So, you want to be the next Google?
Assignment Handout: prog7.pdf
Project Files: prog7.zip
Sample Webs:
SuperSpoof.com mirror: superspoof.zip
(4.3MB uncompressed, 205 files)
The entire rec.humor.funny archive from netfunny.com: rhf.zip
(79MB uncompressed, 9406 files)
Due Wednesday December 6th at 4:00pm
You will be implementing an entire web crawler and search engine. You'll crawl a portion of the web, build an index, and then use that index to support various web searches. By the time you finish the assignment, you will have your very own mini-Google.

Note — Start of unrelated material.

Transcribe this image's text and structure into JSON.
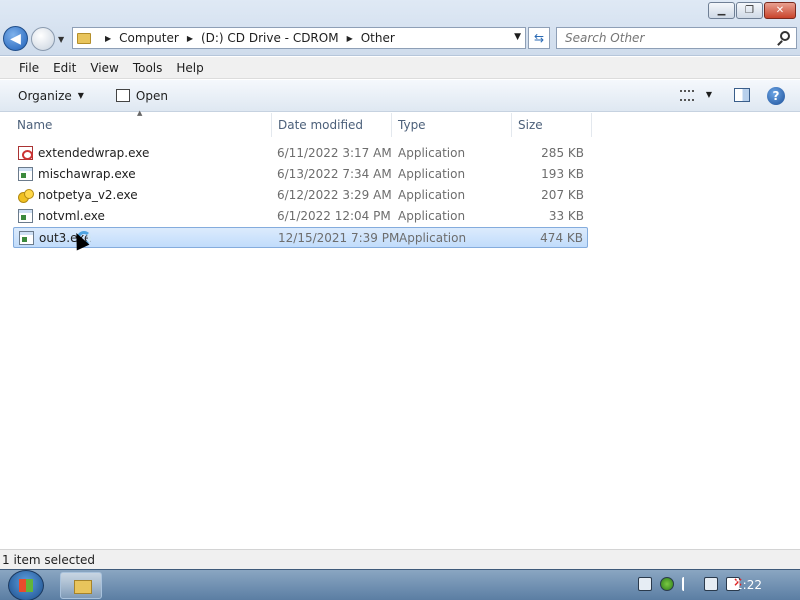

You must not crawl the real web. This is because it's way too much trouble for this assignment to follow robot exclusion protocols. Also, system administrators tend to get very irate when remote users carelessly crawl sites and eat up bandwidth. Some of them will do bad things to you if you are impolite. Crawl your own personal web server, or better yet, crawl your hard drive (it's much faster this way).
Did you remember to:
Start early. Now would be good. Time is precious, and there are so many fun things you can do with this assignment.
Viva la revolucion! We give you tremendous freedom in this assignment to do everything your way. There are no required interfaces and only two required methods that we will test. Everything else is up to you. With great freedom comes, uh, great responsibility. If you do not write adequate documentation, we will not know what you have done or how you did it. If your design is poor and your code incomprehensible, we will be unhappy. You can imagine the consequences of that!
You can use a tool like httrack
to copy websites to your hard drive for crawling. For example, the
command I used to produce the largest site was httrack -s0
-A30000 -c4 -%c4 -O /tmp/large -%k -D -a -x -n -%P -*p3
http://www.netfunny.com/rhf. See the documentation for how to
use it. Remember to be respectful of other people's bandwidth!